There was also concerns regarding the routing of the different components and the total system. All routing were done in order to minimize area of overlap between the different metal layers and thus minimizing coupling noise. Routing of the power rails were done according to the finger structure with vdd and ground connections entering the circuit from opposite sides.

In order to reduce the number of pads required 48 of the outputs were multiplexed in six 8-to-1 multiplexers (MUX’s). The MUX’s then had to handle a shifting frequency of 20MHz × 8 = 160MHz. Pre-designed MUX’s were available in a library provided by the supplier of the design kit, however no specifications regarding performance were provided.

Buffers capable of driving a load of 1pF were designed in order to provide driving capability to the output pads, which according to the documentation provided a load of up to 0.85pF for some of the pads. Layout of these buffers is shown in appendix B.

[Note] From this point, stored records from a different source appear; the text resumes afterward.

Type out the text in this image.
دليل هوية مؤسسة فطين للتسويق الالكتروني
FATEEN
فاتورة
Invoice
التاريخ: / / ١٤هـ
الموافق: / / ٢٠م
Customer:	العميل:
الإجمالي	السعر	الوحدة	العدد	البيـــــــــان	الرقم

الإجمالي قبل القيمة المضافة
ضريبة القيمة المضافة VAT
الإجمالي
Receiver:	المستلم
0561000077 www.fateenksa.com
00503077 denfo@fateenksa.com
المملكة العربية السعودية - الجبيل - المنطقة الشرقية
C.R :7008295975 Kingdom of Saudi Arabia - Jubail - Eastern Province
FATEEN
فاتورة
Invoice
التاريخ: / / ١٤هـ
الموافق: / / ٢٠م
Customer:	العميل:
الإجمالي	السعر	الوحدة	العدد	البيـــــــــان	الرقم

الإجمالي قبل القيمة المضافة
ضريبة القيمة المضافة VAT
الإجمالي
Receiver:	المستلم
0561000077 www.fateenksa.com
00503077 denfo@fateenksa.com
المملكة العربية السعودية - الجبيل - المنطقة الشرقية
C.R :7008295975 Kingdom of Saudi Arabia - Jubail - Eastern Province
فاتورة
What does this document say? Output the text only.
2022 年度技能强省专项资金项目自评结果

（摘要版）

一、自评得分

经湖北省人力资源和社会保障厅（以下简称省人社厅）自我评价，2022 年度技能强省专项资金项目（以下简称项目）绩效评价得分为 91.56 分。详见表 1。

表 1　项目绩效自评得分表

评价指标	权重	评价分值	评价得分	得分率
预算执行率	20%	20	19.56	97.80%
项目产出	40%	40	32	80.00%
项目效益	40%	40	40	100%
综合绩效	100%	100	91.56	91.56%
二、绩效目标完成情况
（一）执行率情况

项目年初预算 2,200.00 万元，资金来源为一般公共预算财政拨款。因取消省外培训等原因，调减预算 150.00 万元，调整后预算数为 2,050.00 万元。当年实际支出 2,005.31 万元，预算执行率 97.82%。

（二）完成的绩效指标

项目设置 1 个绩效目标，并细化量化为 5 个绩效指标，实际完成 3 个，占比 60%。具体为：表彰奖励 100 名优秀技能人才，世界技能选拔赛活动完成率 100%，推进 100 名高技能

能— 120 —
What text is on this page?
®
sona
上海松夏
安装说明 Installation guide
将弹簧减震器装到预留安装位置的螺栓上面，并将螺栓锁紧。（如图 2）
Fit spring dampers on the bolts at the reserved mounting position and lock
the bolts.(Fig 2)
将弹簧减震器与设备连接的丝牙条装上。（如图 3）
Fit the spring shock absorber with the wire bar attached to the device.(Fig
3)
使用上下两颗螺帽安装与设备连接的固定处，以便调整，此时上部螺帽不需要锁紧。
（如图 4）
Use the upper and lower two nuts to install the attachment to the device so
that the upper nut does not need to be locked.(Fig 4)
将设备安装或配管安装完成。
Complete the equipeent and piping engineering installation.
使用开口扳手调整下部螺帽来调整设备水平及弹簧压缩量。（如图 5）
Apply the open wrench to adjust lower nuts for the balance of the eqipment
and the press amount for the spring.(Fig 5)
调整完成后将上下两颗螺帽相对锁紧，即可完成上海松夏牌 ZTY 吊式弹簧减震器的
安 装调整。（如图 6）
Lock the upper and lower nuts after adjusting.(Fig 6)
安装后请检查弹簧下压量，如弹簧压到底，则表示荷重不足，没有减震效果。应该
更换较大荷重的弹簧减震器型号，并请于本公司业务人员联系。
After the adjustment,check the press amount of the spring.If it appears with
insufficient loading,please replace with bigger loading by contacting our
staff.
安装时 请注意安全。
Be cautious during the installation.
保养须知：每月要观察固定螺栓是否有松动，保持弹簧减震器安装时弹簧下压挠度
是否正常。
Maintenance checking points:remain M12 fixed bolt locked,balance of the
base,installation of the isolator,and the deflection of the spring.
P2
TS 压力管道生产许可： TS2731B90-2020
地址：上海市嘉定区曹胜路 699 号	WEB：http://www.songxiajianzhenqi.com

The RAKE-receiver contains over 103000 transistors performing a significant number of operations per second (ops). The sampled signal enter the matrix at a rate of 20 MHz resulting in a number of 50 correlation operations per finger per clock period. As the number of fingers is 50, this result in a total number of 2500 ops per clock period, leading to a number of 5 Gops. Main specifications of the circuit is presented in table 5.2.
Figure 5.13: Corner simulations on the RAKE finger. It is clear that the different corners in the simulations affect the bias voltage necessary for the desired percentage of match. The simulations also show that the circuit performance depend most on the properties of the pMOS. A slow or fast pMOS has a larger effect on the performance than a slow or fast nMOS.

The size of the complete receiver structure is 993 µm by 682 µm. Figure 5.14 show a picture of the RAKE-receiver. On the left side the delay line can be seen, while on the right side the six multiplexers and the output from the comparators are easily observed.

Some additional circuits were added for verification purposes, like buffered outputs from the delay line, template shift register and the combiner line at the top finger.

5.6 Summary

There are a lot of concerns to be considered in designing a structure like the RAKE receiver. At this point the main concern was the overall functionality at an operating speed of 20 MHz, with the possibility of
5.6 Summary

<table>
<thead>
<tr>
<th>Characteristic</th>
<th>Unit</th>
</tr>
</thead>
<tbody>
<tr>
<td>Layout area</td>
<td>993μm x 682μm</td>
</tr>
<tr>
<td>Chip area</td>
<td>1.8mm x 1.3mm</td>
</tr>
<tr>
<td>Technology</td>
<td>0.12μm Standard CMOS process</td>
</tr>
<tr>
<td>Number of transistors</td>
<td>over 103000</td>
</tr>
<tr>
<td>Supply voltage</td>
<td>1V- 1.2V</td>
</tr>
<tr>
<td>Operations /second</td>
<td>5Gops</td>
</tr>
<tr>
<td>Power consumption of 50x50 matrix</td>
<td>~ 50μW</td>
</tr>
<tr>
<td>Power consumption of delay line</td>
<td>~ 1.5mW</td>
</tr>
<tr>
<td>Sampling clock frequency</td>
<td>20MHz</td>
</tr>
</tbody>
</table>

Table 5.2: Table of the circuit specifications. The maximum power consumption is in the case of match at every correlator and a delay line running at 1 GHz.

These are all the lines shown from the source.